Il prit un air enjoué et ils entamèrent la route qui allait les mener jusqu'à Pau à un bon rythme, c'est-à-dire aussi vite que le néo-palois pouvait progresser avec le handicap de sa patte folle. Les soins reçus étaient néanmoins efficaces puisque la douleur, bien que toujours présente, était largement supportable et le laissait avancer sans trop ralentir sa compagne de voyage. L'air était pur, froid mais dégagé, sans vent, temps idéal pour la marche s'il avait pu faire quelques degrés de plus. Ils ne firent que de rares et courtes pauses, pressés d'atteindre leur but, qu'ils voyaient au loin, aidant à garder courage. Faebur jetait de fréquents coups d'oeil vers Kalliopé, impressionné de la voir marcher ainsi, sans s'économiser, mais sans se fatiguer non plus, cela se voyait qu'elle avait l'habitude de voyager, comme tous les bohémiens d'ailleurs.

Ils arrivèrent à Pau en fin de journée, et Faebur poussa un soupir de soulagement en franchissant les portes de la ville, repérant rapidement les nombreux soldats qui patrouillaient de tous les endroits stratégiques de la ville. Visiblement, les Helvètes et les sicaires du Lion de Juda inquiétaient toujours autant les autorités béarnaises, avec raison sans nul doute. Direction l'auberge "le refuge", tenue par Phonya, où Faebur, toujours accompagné de Kalliopé put prendre connaissance d'une courte missive qui lui était adressée. Il la lut plusieurs fois avec attention, avant de la jeter au feu d'un geste brusque. Pas besoin que des personnes mal intentionnées tombent dessus et ne s'empressent de tirer des plans sur la comète. Il se tourna vers la jeune femme qui attendait patiemment et esquissa un sourire gêné.
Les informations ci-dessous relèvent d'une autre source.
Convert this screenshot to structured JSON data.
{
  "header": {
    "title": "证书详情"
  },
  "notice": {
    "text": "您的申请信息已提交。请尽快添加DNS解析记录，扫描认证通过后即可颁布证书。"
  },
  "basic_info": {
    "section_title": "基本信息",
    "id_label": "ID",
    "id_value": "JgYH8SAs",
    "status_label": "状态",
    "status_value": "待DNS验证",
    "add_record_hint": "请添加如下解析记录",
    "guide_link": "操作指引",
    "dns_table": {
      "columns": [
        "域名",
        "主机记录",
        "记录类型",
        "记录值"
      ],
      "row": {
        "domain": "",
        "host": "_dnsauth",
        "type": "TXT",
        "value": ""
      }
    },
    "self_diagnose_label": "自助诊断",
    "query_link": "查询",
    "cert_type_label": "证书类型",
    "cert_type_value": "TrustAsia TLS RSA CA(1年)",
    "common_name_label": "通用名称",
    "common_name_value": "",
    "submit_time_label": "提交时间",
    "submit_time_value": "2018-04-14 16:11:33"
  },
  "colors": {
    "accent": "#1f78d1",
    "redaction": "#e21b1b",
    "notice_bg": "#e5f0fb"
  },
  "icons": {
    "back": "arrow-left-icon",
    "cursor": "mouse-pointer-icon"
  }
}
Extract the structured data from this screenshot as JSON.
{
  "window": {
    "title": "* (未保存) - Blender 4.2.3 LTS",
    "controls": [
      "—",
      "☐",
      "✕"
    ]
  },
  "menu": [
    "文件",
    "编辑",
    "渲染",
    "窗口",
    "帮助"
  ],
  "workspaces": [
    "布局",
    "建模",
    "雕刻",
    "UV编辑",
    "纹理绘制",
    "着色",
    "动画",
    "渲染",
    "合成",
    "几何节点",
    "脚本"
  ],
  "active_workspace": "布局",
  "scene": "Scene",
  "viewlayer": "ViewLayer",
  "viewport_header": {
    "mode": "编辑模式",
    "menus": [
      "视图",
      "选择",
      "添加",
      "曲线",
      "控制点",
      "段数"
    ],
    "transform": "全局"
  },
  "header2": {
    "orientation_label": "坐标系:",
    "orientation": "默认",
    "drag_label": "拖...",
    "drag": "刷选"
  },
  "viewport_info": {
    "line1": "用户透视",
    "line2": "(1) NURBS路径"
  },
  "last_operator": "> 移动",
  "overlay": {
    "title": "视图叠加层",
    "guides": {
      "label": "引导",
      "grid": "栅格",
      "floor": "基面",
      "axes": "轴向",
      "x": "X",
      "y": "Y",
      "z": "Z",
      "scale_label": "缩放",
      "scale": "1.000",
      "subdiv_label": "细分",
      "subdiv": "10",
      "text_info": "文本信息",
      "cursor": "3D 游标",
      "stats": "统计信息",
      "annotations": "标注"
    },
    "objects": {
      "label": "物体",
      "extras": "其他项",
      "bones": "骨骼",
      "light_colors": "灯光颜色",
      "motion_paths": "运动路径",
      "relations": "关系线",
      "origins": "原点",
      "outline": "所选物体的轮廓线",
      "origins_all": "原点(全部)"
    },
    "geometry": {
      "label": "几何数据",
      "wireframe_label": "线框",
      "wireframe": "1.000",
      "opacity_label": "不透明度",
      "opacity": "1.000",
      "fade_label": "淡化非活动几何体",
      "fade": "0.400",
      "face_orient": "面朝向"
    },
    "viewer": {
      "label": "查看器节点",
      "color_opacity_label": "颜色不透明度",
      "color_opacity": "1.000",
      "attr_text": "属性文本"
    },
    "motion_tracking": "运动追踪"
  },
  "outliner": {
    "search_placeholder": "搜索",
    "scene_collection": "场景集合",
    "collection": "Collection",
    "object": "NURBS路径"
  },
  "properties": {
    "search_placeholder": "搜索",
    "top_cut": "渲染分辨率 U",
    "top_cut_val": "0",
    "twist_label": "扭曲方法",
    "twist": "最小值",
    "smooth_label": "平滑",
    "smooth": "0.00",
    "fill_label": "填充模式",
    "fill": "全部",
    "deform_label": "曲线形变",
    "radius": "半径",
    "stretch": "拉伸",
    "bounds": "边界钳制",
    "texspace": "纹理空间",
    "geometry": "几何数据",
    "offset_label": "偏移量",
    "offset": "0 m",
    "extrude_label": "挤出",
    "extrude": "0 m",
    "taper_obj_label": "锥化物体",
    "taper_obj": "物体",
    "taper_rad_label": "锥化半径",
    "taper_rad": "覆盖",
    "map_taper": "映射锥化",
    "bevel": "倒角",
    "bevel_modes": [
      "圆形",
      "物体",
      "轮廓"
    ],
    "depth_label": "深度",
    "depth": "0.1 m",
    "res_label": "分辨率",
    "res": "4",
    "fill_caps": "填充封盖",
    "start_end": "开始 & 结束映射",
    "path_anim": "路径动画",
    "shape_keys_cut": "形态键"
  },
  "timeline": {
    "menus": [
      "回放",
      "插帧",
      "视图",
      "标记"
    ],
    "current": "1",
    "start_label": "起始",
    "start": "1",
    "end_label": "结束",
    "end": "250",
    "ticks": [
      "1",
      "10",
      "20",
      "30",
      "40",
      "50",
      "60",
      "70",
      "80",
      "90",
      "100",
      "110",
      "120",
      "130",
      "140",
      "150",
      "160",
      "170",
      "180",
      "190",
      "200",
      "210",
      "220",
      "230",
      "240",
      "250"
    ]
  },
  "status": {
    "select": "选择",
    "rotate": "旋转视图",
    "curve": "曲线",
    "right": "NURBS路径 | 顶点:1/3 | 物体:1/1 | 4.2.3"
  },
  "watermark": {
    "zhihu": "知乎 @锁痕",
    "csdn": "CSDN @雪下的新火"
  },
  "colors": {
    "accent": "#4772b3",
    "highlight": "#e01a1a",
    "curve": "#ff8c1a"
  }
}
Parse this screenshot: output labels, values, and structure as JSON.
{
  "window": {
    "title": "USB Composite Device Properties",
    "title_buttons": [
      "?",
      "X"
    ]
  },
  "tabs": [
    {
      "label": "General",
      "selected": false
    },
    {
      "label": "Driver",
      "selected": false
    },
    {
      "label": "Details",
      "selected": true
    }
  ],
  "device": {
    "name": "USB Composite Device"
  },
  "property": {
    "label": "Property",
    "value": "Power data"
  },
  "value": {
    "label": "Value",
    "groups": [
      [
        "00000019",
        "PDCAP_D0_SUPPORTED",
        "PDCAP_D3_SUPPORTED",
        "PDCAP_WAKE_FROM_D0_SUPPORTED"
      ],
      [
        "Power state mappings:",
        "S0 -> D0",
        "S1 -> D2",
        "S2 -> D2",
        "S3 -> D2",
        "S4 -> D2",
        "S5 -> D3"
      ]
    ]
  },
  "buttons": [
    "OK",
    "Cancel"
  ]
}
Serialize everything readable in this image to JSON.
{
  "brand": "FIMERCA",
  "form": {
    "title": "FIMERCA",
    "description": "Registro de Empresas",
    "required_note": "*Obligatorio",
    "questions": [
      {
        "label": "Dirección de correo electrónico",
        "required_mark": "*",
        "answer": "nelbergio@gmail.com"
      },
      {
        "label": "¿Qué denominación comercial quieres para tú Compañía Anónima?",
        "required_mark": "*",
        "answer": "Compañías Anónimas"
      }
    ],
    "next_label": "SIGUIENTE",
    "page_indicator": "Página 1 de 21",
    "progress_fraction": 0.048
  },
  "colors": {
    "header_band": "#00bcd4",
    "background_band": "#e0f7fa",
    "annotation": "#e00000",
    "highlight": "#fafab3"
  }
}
En fait heu... C'était vraiment très gentil à vous de venir avec moi jusqu'à Pau mais... D'après ce que je viens d'apprendre, il ne faudrait pas que je reste en ville. Aimeriez-vous m'accompagner ?

Il vit la jeune femme hocher la tête et prendre une expression pensive. Ignorant le contenu de la missive qu'elle avait reçue, il se doutait qu'elle allait décliner sa proposition, mais lui laissa le temps de la réflexion, croisant discrètement les doigts pour se tromper. Au bout d'un silence qui lui parût durer des heures, Kalliopé le regarda droit dans les yeux et le surprit en lui annonçant qu'elle était prête à le suivre, au moins pour un certain temps. Cette réponse, qui lui laissait la possibilité de l'abandonner dès le lendemain convenait toutefois parfaitement au jeune homme.

Après une courte nuit passé, enfin, au chaud, dans une petite chambre de l'auberge, que Faebur insista pour payer, malgré les dénégations de la jeune femme, chambre à deux lits bien entendu, ils se levèrent une nouvelle fois dès les premières lueurs du jour et se dépêchèrent de se mettre en route. Les douaniers étant nettement moins réveillés, et donc moins tatillons, quand il est tôt, ils purent sans problème sortir de la ville et apprécier le paysage de la campagne béarnaise qui s'étalait devant eux. Ils hâtèrent le pas et disparurent derrière un bosquet au détour d'un chemin, cachés aux yeux des citadins qui auraient pu tourner leur regard dans la direction où ils étaient partis.